As part of the CSFF blog tour held this week, talk came out about the rumor that Kathryn Mackel's Birthrighter's Project was originally intended as a trilogy, but was cut back to a two book series on account of sales not being what the publisher hoped for. Shannon McNear has posted a piece on the age old problem of Christian publishers' claims that SF/F doesn't sell in their market and so they don't publish SF/F or don't publicize the few books they do publish with the result that readers never know they're out there.
I can relate to all of this. As I believe I mentioned in a previous post, Legends of the Guardian-King was originally contracted with a descending advance rate so that the publishers wouldn't lose any more money than they had to if the series tanked and they had to cut it off before the end.
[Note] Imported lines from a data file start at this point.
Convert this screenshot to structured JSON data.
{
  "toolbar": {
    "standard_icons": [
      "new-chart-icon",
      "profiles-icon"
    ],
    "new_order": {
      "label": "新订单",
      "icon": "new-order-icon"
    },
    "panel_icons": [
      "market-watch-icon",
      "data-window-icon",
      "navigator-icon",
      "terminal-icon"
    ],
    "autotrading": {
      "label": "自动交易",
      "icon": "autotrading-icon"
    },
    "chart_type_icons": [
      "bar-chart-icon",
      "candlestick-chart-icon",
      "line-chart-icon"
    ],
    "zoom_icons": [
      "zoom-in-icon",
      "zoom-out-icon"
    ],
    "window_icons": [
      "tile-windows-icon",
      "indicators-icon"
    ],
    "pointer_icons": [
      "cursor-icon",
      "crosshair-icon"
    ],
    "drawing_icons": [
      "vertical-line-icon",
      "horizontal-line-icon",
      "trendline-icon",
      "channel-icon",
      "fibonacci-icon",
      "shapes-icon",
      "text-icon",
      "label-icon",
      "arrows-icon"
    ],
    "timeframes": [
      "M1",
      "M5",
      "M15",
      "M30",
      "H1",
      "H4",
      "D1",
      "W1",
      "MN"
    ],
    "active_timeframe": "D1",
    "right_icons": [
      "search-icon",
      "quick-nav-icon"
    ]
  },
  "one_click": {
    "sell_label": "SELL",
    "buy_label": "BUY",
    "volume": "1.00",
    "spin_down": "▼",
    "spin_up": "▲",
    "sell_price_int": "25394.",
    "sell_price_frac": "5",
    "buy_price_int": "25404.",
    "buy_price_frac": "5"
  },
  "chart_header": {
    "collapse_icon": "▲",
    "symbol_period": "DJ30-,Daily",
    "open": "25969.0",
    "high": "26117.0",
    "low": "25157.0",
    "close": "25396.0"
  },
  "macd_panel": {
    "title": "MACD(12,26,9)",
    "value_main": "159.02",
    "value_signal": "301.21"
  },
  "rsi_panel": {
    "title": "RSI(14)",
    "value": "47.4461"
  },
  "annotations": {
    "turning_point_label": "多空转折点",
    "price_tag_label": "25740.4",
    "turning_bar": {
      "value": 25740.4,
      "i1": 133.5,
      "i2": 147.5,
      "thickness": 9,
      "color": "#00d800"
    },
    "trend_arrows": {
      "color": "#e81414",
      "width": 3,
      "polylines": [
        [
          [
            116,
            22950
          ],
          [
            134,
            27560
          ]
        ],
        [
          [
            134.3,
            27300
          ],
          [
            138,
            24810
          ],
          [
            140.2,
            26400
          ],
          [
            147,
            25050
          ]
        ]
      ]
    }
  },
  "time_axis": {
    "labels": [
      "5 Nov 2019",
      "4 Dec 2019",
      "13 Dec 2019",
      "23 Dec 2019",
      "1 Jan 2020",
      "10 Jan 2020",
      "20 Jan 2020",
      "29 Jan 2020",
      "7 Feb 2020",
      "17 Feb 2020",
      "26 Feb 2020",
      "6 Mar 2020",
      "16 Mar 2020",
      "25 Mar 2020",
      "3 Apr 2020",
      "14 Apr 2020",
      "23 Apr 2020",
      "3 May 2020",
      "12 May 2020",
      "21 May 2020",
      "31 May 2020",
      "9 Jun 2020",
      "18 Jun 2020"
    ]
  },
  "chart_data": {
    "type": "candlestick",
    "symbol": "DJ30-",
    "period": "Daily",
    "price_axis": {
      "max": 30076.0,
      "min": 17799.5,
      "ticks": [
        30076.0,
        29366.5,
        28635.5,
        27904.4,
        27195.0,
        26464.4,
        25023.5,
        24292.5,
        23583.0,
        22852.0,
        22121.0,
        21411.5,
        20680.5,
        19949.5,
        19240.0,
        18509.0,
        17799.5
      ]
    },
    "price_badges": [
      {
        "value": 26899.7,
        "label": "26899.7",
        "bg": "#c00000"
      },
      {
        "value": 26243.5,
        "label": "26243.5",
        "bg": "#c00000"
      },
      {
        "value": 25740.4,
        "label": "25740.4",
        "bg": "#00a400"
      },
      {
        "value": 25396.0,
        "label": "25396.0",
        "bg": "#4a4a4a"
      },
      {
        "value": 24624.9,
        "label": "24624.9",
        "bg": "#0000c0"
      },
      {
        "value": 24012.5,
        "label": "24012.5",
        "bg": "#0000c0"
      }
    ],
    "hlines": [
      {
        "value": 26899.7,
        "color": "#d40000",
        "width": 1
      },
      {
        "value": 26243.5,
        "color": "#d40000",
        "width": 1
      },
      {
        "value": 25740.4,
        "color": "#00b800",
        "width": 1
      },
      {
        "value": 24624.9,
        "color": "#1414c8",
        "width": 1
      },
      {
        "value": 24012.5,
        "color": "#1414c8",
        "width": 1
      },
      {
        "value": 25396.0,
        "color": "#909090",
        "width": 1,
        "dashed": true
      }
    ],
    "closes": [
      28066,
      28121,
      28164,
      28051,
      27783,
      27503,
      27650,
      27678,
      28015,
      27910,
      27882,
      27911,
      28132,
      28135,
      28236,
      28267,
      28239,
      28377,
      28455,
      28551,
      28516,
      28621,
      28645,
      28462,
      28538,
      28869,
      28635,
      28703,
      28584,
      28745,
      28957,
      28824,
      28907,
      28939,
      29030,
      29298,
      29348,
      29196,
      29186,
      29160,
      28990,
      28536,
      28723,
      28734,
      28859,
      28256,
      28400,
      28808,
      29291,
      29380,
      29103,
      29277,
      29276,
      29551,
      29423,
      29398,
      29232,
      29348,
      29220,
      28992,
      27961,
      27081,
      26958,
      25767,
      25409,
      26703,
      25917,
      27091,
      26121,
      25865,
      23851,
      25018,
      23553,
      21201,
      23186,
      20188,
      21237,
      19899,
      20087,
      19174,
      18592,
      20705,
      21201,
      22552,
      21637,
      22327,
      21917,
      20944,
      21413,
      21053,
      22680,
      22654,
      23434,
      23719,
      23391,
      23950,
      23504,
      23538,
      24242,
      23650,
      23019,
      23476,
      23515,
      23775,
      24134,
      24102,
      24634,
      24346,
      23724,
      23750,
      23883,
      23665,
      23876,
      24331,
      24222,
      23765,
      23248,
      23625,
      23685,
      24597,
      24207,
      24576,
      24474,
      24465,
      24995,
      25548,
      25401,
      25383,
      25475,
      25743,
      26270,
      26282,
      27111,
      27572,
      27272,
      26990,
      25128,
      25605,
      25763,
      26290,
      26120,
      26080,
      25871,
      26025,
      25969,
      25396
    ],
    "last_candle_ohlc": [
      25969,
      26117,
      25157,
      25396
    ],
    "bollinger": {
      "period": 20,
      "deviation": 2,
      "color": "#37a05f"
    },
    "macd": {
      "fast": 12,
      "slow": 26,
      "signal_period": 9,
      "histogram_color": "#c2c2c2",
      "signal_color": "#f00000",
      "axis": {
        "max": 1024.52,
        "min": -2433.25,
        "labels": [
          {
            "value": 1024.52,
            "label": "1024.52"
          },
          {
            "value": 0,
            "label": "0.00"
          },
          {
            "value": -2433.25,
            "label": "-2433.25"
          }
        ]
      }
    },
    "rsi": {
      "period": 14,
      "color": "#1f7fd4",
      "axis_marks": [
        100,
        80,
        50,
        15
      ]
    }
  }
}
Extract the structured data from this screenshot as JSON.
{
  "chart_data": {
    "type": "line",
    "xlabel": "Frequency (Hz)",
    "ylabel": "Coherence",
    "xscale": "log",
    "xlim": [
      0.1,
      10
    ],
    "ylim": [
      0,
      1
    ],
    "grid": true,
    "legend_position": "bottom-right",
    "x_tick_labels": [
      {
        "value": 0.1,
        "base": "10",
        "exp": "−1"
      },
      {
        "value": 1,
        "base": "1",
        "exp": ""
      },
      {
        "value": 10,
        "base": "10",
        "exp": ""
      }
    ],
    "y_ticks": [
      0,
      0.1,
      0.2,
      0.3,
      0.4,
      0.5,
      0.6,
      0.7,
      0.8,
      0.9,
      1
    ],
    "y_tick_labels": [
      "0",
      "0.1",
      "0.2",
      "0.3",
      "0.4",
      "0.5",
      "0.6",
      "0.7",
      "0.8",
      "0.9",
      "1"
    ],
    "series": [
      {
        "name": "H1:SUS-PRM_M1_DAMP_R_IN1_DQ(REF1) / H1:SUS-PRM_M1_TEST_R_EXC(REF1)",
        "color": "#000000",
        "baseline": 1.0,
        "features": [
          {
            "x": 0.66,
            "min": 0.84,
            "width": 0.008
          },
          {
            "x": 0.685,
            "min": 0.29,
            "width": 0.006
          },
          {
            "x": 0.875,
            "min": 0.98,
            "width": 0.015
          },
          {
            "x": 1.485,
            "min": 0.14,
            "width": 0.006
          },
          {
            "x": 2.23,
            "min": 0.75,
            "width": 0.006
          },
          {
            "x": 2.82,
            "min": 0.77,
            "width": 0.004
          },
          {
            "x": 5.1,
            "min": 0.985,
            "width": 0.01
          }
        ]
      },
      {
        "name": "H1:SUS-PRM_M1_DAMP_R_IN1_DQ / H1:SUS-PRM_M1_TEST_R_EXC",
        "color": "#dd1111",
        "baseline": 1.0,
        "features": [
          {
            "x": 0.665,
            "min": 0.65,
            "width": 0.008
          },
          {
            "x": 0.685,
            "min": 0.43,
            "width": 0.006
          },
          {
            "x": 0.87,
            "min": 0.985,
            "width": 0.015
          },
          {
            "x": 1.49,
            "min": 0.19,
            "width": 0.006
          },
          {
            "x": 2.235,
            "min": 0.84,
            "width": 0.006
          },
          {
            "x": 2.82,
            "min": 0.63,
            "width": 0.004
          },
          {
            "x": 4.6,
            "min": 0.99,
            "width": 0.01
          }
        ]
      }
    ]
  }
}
To their credit, though the books have not sold as well as they had hoped, they have stuck with it, and for that I am deeply grateful and even a little awestruck after having read this account (and the one by Holly Lisle cited below). Writing and book publishing is a brutal business, made moreso by changes in bookselling methods over the last few decades.
As an illustration of just how brutal, Tina Kulesa, one of the tour partipants put up a link to a fascinating article by SF writer Holly Lisle on the "midlist writer's career death spiral" called Selling to the Net . In it she describes how books are ordered and sold by the chain bookstores, and what that does to a writer's career. This is not new information -- Donald Maas also outlined it in his book, The Career Novelist -- but it's sobering to be reminded of it, and also in some ways heartening because, in my case anyway, it reminds me of how God has kept things alive when by other considerations they might not have been.